- Born: 15 February 1916 Zagreb, Austro-Hungarian Empire, (now Croatia)
- Died: 3 March 1942 (aged 26) Plaški, Kingdom of Yugoslavia, (now Croatia)

= Drago Štajnberger =

Croatian Partisan (1916–1942)

Drago Štajnberger (born Adolf Steinberger; 15 February 1916 – 3 March 1942) was a Croatian-Jewish Partisan and a People's Hero of Yugoslavia.

Štajnberger was born on 15 February 1916 in Zagreb to a Jewish family of Mavro Štajnberger. In his early youth he joined the Young Communist League of Yugoslavia. In 1937, during the Spanish Civil War he went to Spain as a volunteer, soon to be included in the ranks of the International Brigades. He was known as a brave and resourceful fighter. In 1938, Štajnberger became a member of the Communist Party of Yugoslavia. Afterwards he returned to Zagreb.

During World War II, he was imprisoned at the concentration camps in France from which he was deported for forced labour to Nazi Germany. He managed to escape in mid-July 1941, and move to the occupied territory of Yugoslavia, in Croatia. Upon arrival, Štajnberger briefly stayed in Zagreb, and then moved to the liberated territory in Kordun. He helped organize the first Partisan units in Perjasica, Kestenjac, Veljun, Kloloć and Kladuša. Among the Partisans and the people of Kordun at the time, he was known by his birth name Adolf.

At the beginning of 1942, Italian fascists with the help from the Chetniks captured Štajnberger with fellow fighters Robert Domany, Branko Latas and Stevo Čuturilo.

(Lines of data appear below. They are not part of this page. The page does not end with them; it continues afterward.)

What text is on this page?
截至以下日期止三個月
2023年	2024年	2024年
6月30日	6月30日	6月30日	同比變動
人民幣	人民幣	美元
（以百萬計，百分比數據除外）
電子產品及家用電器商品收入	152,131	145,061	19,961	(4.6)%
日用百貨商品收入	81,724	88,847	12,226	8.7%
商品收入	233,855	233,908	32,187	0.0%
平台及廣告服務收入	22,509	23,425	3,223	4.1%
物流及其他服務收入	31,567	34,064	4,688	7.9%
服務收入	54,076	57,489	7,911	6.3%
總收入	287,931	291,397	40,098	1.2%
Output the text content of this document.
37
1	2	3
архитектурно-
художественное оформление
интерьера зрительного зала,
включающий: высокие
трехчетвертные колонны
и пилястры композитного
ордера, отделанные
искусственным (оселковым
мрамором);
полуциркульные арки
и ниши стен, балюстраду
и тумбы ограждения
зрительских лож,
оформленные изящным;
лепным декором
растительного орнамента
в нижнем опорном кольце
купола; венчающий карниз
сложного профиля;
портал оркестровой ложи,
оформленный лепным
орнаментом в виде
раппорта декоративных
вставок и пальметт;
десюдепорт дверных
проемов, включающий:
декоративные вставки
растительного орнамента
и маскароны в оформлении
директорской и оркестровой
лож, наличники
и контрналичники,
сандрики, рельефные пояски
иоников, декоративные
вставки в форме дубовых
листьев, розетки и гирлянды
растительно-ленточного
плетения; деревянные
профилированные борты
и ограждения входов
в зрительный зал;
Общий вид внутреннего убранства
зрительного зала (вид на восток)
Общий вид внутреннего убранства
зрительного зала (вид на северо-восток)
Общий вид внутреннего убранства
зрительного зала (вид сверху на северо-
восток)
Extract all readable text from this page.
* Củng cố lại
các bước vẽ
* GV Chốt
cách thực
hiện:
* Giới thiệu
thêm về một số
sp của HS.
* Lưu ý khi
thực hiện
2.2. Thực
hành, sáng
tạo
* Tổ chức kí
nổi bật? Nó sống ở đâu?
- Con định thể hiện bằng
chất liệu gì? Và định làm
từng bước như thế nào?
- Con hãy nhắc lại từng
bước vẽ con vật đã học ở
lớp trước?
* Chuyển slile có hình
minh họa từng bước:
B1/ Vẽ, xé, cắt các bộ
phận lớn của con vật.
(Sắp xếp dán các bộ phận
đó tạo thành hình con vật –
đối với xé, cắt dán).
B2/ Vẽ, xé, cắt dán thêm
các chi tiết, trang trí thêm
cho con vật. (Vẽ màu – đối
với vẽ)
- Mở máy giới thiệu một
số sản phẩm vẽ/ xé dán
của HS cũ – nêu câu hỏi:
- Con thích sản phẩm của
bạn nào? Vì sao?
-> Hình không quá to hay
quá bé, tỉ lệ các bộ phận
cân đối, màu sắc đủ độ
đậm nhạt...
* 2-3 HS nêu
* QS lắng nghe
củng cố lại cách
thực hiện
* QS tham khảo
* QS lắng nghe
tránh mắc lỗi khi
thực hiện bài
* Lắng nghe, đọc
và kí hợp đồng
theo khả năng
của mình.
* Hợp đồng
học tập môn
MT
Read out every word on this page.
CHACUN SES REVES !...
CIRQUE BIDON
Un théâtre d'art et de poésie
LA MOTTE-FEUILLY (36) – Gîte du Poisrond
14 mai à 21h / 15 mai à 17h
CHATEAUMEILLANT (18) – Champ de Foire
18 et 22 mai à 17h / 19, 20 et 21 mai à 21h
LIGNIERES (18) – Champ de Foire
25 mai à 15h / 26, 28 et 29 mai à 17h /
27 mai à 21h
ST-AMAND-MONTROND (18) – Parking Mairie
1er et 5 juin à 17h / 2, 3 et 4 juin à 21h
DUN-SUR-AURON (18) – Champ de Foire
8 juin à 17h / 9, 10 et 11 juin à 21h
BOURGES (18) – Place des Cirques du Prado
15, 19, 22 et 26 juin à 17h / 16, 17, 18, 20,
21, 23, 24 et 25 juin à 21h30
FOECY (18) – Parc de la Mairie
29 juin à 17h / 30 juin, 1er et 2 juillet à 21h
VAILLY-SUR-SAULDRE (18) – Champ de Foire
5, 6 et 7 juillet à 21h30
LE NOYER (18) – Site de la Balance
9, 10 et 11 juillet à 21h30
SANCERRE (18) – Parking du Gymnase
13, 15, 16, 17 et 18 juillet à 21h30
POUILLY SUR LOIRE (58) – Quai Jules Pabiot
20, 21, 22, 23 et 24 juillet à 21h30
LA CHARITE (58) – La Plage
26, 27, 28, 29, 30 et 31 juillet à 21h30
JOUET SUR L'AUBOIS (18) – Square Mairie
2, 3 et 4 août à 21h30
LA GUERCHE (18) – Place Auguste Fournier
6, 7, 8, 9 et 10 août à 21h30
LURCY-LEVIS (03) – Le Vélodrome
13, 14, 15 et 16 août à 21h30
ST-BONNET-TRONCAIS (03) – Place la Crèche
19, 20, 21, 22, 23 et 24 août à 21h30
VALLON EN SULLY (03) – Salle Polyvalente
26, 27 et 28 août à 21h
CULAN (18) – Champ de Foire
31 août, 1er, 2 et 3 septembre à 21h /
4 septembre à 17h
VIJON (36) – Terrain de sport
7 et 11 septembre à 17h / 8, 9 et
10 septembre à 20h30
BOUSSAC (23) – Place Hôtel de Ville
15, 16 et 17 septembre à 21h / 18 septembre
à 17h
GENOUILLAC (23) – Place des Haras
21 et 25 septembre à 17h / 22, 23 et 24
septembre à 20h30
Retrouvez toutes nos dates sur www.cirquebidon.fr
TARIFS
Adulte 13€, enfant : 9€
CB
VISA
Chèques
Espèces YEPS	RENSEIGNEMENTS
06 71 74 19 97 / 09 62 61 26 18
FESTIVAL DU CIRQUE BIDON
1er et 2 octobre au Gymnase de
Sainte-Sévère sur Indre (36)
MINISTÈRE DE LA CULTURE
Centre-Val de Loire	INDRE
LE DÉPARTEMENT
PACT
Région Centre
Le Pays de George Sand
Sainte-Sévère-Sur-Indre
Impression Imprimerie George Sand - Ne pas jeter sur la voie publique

All of them were killed by Chetniks, and afterwards their bodies were thrown in the pit of Balinka.

Štajnberger was declared a People's Hero of Yugoslavia on 27 July 1942 and was among the first recipients of the award.

The four men's bodies were found in 1966 by a British caving team, after which they were buried in a common grave in Plaški.